La Convention d'Oslo interdisant l'emploi, la production, le stockage et le transfert des armes à sous-munitions est entrée en vigueur il y a huit ans, le 1er août 2010. Malgré le succès de la convention, qui a été signée par 119 pays, les victimes des armes à sous-munitions ont doublé ces dernières années.

Sous-munitions au Laos

Sous-munitions au Laos | © Z. Johnson / HI

Publié en août 2017, le rapport 2017 de l’Observatoire des sous-munitions relate que le nombre de personnes tuées ou blessées par des armes à sous-munitions a plus que doublé entre 2015 et 2016. On recense 971 victimes de ces armes barbares en 2016 contre 419 en 2015. Les civils représentent 98 % des victimes de sous-munitions signalées dans le monde.

Le conflit Syrien

Le conflit syrien à lui seul a fait 89 % des victimes des armes à sous-munitions dans le monde en 2016, soit 860 victimes sur 971.
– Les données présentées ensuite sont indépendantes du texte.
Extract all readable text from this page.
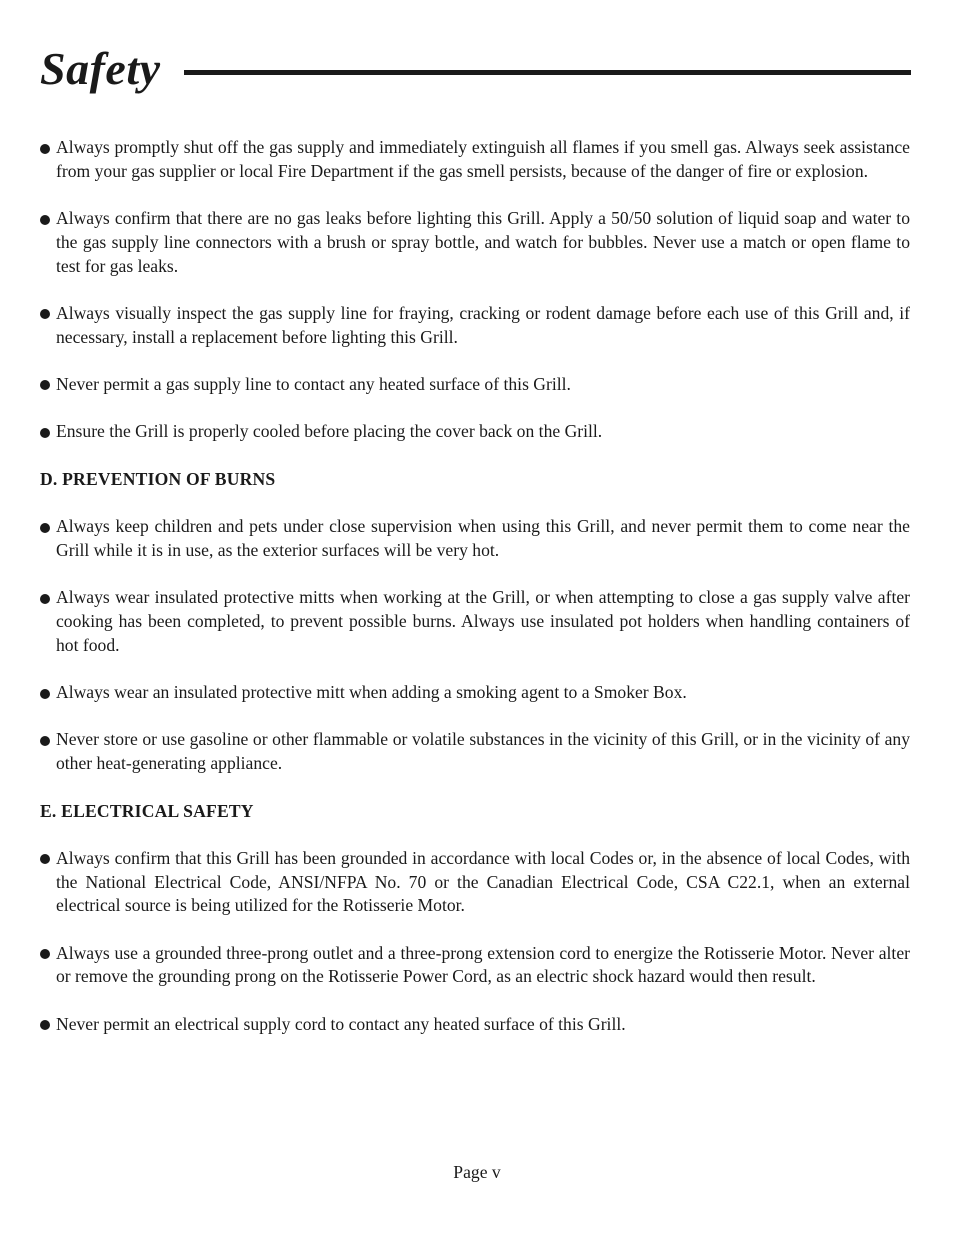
Safety
Always promptly shut off the gas supply and immediately extinguish all flames if you smell gas. Always seek assistance from your gas supplier or local Fire Department if the gas smell persists, because of the danger of fire or explosion.
Always confirm that there are no gas leaks before lighting this Grill. Apply a 50/50 solution of liquid soap and water to the gas supply line connectors with a brush or spray bottle, and watch for bubbles. Never use a match or open flame to test for gas leaks.
Always visually inspect the gas supply line for fraying, cracking or rodent damage before each use of this Grill and, if necessary, install a replacement before lighting this Grill.
Never permit a gas supply line to contact any heated surface of this Grill.
Ensure the Grill is properly cooled before placing the cover back on the Grill.
D. PREVENTION OF BURNS
Always keep children and pets under close supervision when using this Grill, and never permit them to come near the Grill while it is in use, as the exterior surfaces will be very hot.
Always wear insulated protective mitts when working at the Grill, or when attempting to close a gas supply valve after cooking has been completed, to prevent possible burns. Always use insulated pot holders when handling containers of hot food.
Always wear an insulated protective mitt when adding a smoking agent to a Smoker Box.
Never store or use gasoline or other flammable or volatile substances in the vicinity of this Grill, or in the vicinity of any other heat-generating appliance.
E. ELECTRICAL SAFETY
Always confirm that this Grill has been grounded in accordance with local Codes or, in the absence of local Codes, with the National Electrical Code, ANSI/NFPA No. 70 or the Canadian Electrical Code, CSA C22.1, when an external electrical source is being utilized for the Rotisserie Motor.
Always use a grounded three-prong outlet and a three-prong extension cord to energize the Rotisserie Motor. Never alter or remove the grounding prong on the Rotisserie Power Cord, as an electric shock hazard would then result.
Never permit an electrical supply cord to contact any heated surface of this Grill.
Page v
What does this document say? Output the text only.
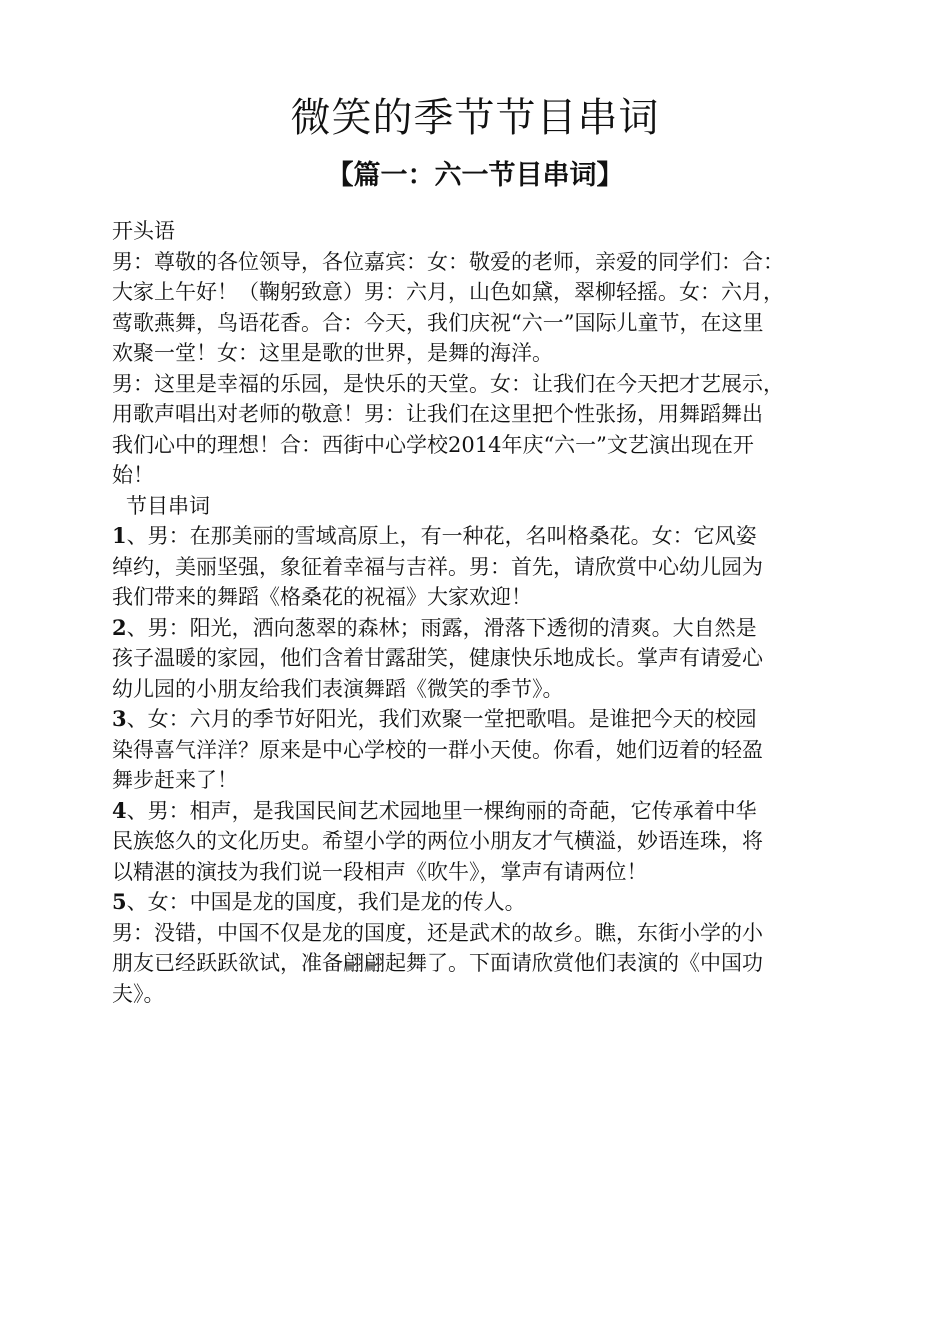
微笑的季节节目串词
【篇一：六一节目串词】
开头语
男：尊敬的各位领导，各位嘉宾：女：敬爱的老师，亲爱的同学们：合：
大家上午好！（鞠躬致意）男：六月，山色如黛，翠柳轻摇。女：六月，
莺歌燕舞，鸟语花香。合：今天，我们庆祝“六一”国际儿童节，在这里
欢聚一堂！女：这里是歌的世界，是舞的海洋。
男：这里是幸福的乐园，是快乐的天堂。女：让我们在今天把才艺展示，
用歌声唱出对老师的敬意！男：让我们在这里把个性张扬，用舞蹈舞出
我们心中的理想！合：西街中心学校2014年庆“六一”文艺演出现在开
始！
节目串词
1、男：在那美丽的雪域高原上，有一种花，名叫格桑花。女：它风姿
绰约，美丽坚强，象征着幸福与吉祥。男：首先，请欣赏中心幼儿园为
我们带来的舞蹈《格桑花的祝福》大家欢迎！
2、男：阳光，洒向葱翠的森林；雨露，滑落下透彻的清爽。大自然是
孩子温暖的家园，他们含着甘露甜笑，健康快乐地成长。掌声有请爱心
幼儿园的小朋友给我们表演舞蹈《微笑的季节》。
3、女：六月的季节好阳光，我们欢聚一堂把歌唱。是谁把今天的校园
染得喜气洋洋？原来是中心学校的一群小天使。你看，她们迈着的轻盈
舞步赶来了！
4、男：相声，是我国民间艺术园地里一棵绚丽的奇葩，它传承着中华
民族悠久的文化历史。希望小学的两位小朋友才气横溢，妙语连珠，将
以精湛的演技为我们说一段相声《吹牛》，掌声有请两位！
5、女：中国是龙的国度，我们是龙的传人。
男：没错，中国不仅是龙的国度，还是武术的故乡。瞧，东街小学的小
朋友已经跃跃欲试，准备翩翩起舞了。下面请欣赏他们表演的《中国功
夫》。
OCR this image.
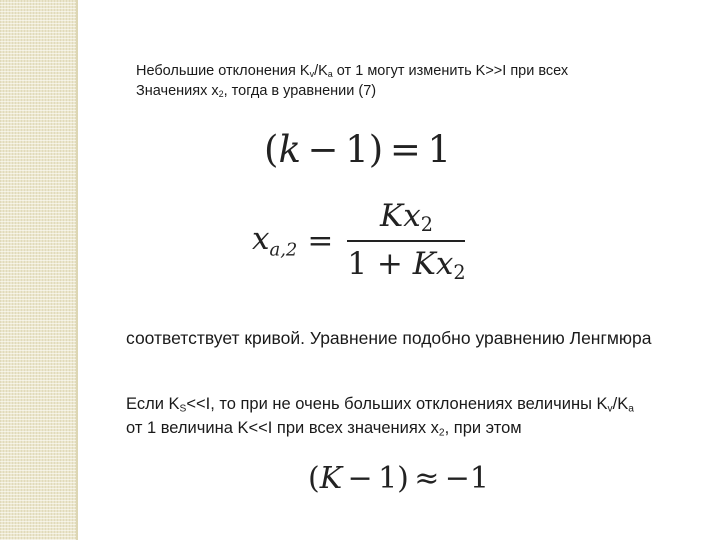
Небольшие отклонения $K_v/K_a$ от 1 могут изменить K>>I при всех
Значениях $x_2$, тогда в уравнении (7)
(k − 1) = 1
$x_{a,2} = \frac{Kx_2}{1 + Kx_2}$
соответствует кривой. Уравнение подобно уравнению Ленгмюра
Если $K_S<<I$, то при не очень больших отклонениях величины $K_v/K_a$
от 1 величина K<<I при всех значениях $x_2$, при этом
(K − 1) ≈ −1
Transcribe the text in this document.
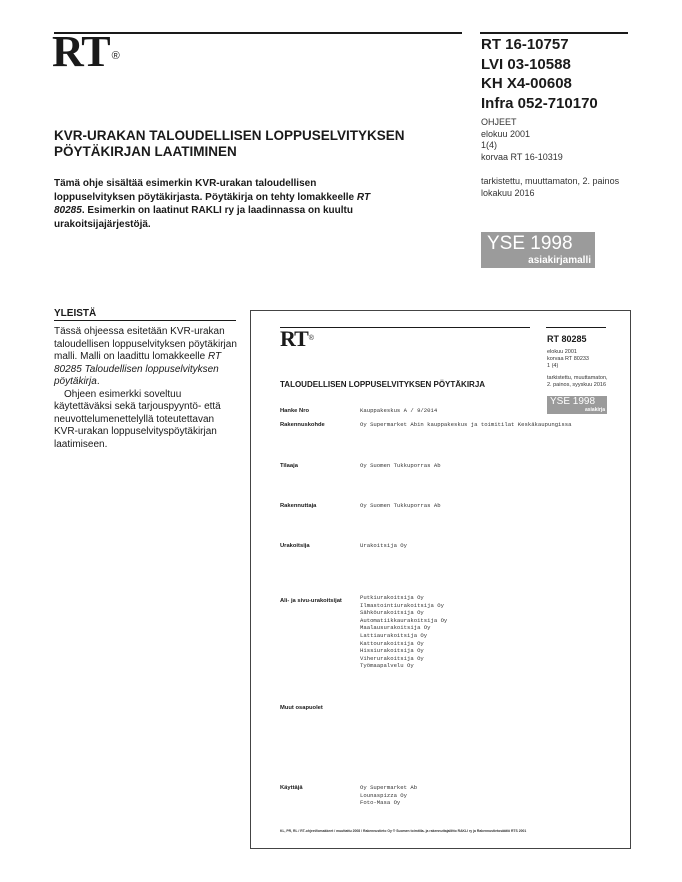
RT ®
RT 16-10757
LVI 03-10588
KH X4-00608
Infra 052-710170
OHJEET
elokuu 2001
1(4)
korvaa RT 16-10319
tarkistettu, muuttamaton, 2. painos
lokakuu 2016
YSE 1998
asiakirjamalli
KVR-URAKAN TALOUDELLISEN LOPPUSELVITYKSEN
PÖYTÄKIRJAN LAATIMINEN
Tämä ohje sisältää esimerkin KVR-urakan taloudellisen loppuselvityksen pöytäkirjasta. Pöytäkirja on tehty lomakkeelle RT 80285. Esimerkin on laatinut RAKLI ry ja laadinnassa on kuultu urakoitsijajärjestöjä.
YLEISTÄ

Tässä ohjeessa esitetään KVR-urakan taloudellisen loppuselvityksen pöytäkirjan malli. Malli on laadittu lomakkeelle RT 80285 Taloudellisen loppuselvityksen pöytäkirja.

Ohjeen esimerkki soveltuu käytettäväksi sekä tarjouspyyntö- että neuvottelumenettelyllä toteutettavan KVR-urakan loppuselvityspöytäkirjan laatimiseen.

RT®	RT 80285
elokuu 2001
korvaa RT 80233
1 (4)
tarkistettu, muuttamaton,
2. painos, syyskuu 2016
YSE 1998
asiakirja
TALOUDELLISEN LOPPUSELVITYKSEN PÖYTÄKIRJA
Hanke Nro	Kauppakeskus A / 9/2014
Rakennuskohde	Oy Supermarket Abin kauppakeskus ja toimitilat Keskäkaupungissa
Tilaaja	Oy Suomen Tukkuporras Ab
Rakennuttaja	Oy Suomen Tukkuporras Ab
Urakoitsija	Urakoitsija Oy
Ali- ja sivu-urakoitsijat	Putkiurakoitsija Oy
Ilmastointiurakoitsija Oy
Sähköurakoitsija Oy
Automatiikkaurakoitsija Oy
Maalausurakoitsija Oy
Lattiaurakoitsija Oy
Kattourakoitsija Oy
Hissiurakoitsija Oy
Viherurakoitsija Oy
Työmaapalvelu Oy
Muut osapuolet
Käyttäjä	Oy Supermarket Ab
Lounaspizza Oy
Foto-Masa Oy
KL, PR, RL / RT-ohjeet/lomakkeet / muuttattu 2008 / Rakennustieto Oy ® Suomen toimitila- ja rakennuttajaliitto RAKLI ry ja Rakennustietosäätiö RTS 2001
La grande majorité des nouvelles victimes (857) ont été blessées ou tuées lors d'attaques aux armes à sous-munitions. Mais on rapporte également de nouvelles victimes de sous-munitions non explosées longtemps après la fin d’un conflit, comme 51 nouvelles victimes au Laos.

Que sont les sous-munitions ?

Larguées d'un avion ou tirées du sol, les bombes à sous-munitions sont conçues pour s'ouvrir en l'air, libérant des sous-munitions sur une surface pouvant équivaloir à plusieurs terrains de football. Ils tuent et mutilent des civils et des combattants sans discrimination.

Jusqu'à 40 % de ces sous-munitions n'explosent pas à l'impact. Elles mettent en danger la vie des civils, parfois pendant des décennies après un conflit, et perturbent la vie économique et sociale des zones contaminées.

Progrès de l'universalisation de la Convention

Cependant, de réels progrès ont été accomplis pour l'universalisation de la Convention sur les armes à sous-munitions au cours des huit dernières années : la convention a été signée par 120 pays, dont 103 sont États Parties, ce qui en fait un puissant instrument de contrôle de ces armes... Les États sont de plus en plus enclins à faire des déclarations officielles lorsque ces armes barbares sont utilisées.

Des progrès significatifs ont également été réalisés pour leur élimination. Au total, 28 États ont achevé la destruction de leurs stocks, détruisant un total de près de 1,4 million d'armes à sous-munitions. À ce jour, cela représente la destruction de 97 % du total des stocks d'armes à sous-munitions déclarés par les États Parties.